L’Italia ha scoperto i ransomware da relativamente poco tempo, soprattutto a causa degli attacchi perpetrati ai danni delle infrastrutture informatiche sanitarie, causando disagi e ritardi anche nelle vaccinazioni per il CoVID19. Attacchi che hanno, in qualche modo, solleticato l’immaginazione della stampa, con uscite talvolta esagerate e del tutto a sproposito. Per fortuna, non si hanno notizie di vittime italiane a causa di questi attacchi, contrariamente a quanto purtroppo avvenuto altrove: abbiamo già parlato della presunta prima vittima di un ransomware (la donna tedesca spirata in seguito al trasferimento obbligato causa blocco dell’infrastruttura ICT ospedaliera) e forse avrete anche sentito parlare della seconda vittima, negli USA, dove un bimbo è morto probabilmente a causa delle pessime cure ricevute a causa di problemi, causati da un ransomware, ai sistemi ICT dell’ospedale dove era ricoverato.

Se possiamo considerare, seppur nella loro tragicità, questi due decessi come vittime “collaterali” di un attacco informatico, alcune notizie sembrano aver individuato attacchi informatici finalizzati al causare, potenzialmente, vittime: parliamo del killware, software progettati per, ad esempio, compromettere e alterare i parametri delle centraline o di altri sistemi di controllo delle infrastrutture, come gli acquedotti.

Negli USA la minaccia è presa molto sul serio, in seguito alla scoperta che alcuni cybercriminali erano acceduti ai sistemi di controllo di un acquedotto in Florida, aumentando i parametri degli stessi: a quanto risulta dalle notizie diffuse dalla stampa, sarebbe stata alterata la dose, da 100 a 11.000 particelle per milione, dell’idrossido di sodio (conosciuto come soda caustica), sostanza usata per regolare il ph dell’acqua potabile ma che, ad alte dosi, è potenzialmente letale.

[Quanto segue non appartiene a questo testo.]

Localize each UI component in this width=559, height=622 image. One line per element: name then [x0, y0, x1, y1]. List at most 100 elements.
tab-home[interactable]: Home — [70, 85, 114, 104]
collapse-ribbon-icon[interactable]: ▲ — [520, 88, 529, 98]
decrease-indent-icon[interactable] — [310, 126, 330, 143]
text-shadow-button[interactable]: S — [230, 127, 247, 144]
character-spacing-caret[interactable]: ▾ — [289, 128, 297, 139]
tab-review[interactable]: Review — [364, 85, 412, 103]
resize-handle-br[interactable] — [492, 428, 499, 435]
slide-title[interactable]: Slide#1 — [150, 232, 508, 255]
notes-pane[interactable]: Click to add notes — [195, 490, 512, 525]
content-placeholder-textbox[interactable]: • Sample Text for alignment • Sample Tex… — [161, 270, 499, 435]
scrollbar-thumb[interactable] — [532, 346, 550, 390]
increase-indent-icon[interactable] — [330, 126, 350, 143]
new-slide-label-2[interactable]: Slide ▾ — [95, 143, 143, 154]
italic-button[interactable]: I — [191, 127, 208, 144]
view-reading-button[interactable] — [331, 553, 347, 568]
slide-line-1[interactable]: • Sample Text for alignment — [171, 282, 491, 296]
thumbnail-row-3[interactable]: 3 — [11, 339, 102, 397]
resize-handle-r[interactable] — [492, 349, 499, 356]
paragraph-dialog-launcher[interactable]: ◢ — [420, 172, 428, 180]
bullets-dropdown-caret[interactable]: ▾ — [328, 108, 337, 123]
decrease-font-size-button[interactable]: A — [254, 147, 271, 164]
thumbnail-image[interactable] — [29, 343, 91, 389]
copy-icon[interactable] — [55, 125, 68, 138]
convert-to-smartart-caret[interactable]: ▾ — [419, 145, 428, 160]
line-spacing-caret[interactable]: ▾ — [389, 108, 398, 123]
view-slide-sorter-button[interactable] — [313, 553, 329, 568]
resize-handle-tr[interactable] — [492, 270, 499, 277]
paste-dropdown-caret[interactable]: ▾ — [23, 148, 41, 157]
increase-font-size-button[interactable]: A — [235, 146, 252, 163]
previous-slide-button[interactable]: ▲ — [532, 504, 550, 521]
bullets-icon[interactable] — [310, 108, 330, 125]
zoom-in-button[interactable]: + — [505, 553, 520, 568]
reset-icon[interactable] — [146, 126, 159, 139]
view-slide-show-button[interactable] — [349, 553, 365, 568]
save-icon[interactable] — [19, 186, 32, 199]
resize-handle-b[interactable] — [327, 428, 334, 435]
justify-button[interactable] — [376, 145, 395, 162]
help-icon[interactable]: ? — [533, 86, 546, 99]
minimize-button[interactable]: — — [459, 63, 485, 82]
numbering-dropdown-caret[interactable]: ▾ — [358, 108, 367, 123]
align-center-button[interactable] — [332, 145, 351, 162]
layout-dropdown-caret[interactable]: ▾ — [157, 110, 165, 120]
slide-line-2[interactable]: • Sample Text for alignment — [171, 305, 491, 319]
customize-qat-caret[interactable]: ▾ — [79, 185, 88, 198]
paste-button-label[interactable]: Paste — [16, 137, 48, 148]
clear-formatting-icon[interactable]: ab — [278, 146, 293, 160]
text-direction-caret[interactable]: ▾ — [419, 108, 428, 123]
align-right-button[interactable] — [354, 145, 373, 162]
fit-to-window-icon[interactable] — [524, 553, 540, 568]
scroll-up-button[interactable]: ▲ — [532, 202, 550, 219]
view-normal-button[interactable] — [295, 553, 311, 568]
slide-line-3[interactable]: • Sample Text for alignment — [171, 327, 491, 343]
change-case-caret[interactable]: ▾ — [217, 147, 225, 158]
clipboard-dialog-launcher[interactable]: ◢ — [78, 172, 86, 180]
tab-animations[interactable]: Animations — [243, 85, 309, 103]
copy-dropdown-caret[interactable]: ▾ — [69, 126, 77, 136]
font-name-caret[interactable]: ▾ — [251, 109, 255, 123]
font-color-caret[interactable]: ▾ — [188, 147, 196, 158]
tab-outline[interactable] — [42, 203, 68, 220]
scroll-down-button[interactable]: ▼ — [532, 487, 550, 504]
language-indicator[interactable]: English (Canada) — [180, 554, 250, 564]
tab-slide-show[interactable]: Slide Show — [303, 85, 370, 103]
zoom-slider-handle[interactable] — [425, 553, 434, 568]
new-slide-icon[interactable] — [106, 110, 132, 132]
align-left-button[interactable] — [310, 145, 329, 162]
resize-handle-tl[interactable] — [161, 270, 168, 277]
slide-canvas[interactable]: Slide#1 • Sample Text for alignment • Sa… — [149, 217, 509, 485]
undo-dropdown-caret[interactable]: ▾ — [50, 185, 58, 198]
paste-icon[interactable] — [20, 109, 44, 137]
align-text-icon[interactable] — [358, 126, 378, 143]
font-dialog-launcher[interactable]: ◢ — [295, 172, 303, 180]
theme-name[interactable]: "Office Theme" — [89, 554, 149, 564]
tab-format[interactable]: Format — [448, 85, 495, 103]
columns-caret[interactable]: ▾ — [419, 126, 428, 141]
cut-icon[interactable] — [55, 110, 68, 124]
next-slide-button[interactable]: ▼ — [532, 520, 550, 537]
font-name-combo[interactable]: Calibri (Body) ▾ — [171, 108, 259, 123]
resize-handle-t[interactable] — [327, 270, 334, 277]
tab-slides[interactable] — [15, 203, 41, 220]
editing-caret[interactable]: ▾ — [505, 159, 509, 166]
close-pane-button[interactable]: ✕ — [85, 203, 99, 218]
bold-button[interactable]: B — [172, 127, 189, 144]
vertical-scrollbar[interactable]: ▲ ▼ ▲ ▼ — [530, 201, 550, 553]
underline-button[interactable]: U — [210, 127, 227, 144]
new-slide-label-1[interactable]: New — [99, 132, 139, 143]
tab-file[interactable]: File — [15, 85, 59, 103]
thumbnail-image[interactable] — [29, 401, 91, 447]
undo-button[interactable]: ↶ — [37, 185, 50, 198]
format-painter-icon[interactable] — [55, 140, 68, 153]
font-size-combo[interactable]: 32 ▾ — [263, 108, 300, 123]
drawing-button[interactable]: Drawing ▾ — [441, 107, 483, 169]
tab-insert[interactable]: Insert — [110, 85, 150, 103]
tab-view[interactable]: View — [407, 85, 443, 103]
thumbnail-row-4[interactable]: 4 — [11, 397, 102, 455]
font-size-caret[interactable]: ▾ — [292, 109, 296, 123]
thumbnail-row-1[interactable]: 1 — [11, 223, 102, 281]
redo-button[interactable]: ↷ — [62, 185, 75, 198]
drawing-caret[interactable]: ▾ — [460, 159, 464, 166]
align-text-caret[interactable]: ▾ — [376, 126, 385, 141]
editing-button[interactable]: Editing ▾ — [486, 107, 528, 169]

Come è possibile che possa accadere una cosa simile? Ogni sistema di controllo connesso a una rete informatica è potenzialmente attaccabile e le conseguenze di una compromissione sono strettamente correlate all’importanza del sistema stesso.

Ad esempio, pochi giorni fa è stata pubblicata la notizia di una donna che, sempre in Florida, avrebbe manomesso le informazioni contenute nei sistemi informatici di una scuola di volo, facendo risultare “idonei al volo” aeroplani che, invece, erano guasti e in attesa di manutenzione. Se l’attacco fosse andato a buon fine, lascio a voi immaginarne le potenziali conseguenze.

Solo alcuni esempi, recenti, di come gli attacchi cyber possono avere conseguenze importanti, talvolta letali, sulla vita dei cittadini.

Immaginiamo se, come talvolta si è visto nei film, la finzione cinematografica del prendere il controllo dei semafori agli incroci stradali divenisse realtà, causando incidenti e feriti. O se fossero colpiti ausili elettromedicali, attraverso software malevoli (attacco alla supply chain, per esempio…) che alterano la frequenza cardiaca dei peace-maker, con gravi conseguenze per i portatori. Se tutto questo può sembrare solo il prodotto di una fervida immaginazione, forse dovrei ricordavi come Stuxnet agiva sulla velocità delle turbine di arricchimento del plutonio, mettendole fuori uso. Parliamo di quasi 10 anni, che nel settore ICT sono quasi come una Era geologica…

Gran parte degli attacchi iniziano con un click nel posto sbagliato, con una configurazione errata o con un aggiornamento di sistema non fatto. Quasi sempre (secondo alcune ricerche, oltre l’80% dei casi), il fattore umano è essenziale per poter condurre con successo l’attacco. Le tecnologie ci sono e funzionano anche discretamente bene, ma se non si interviene sull’anello debole della catena, tutto il resto rischia di esser vano.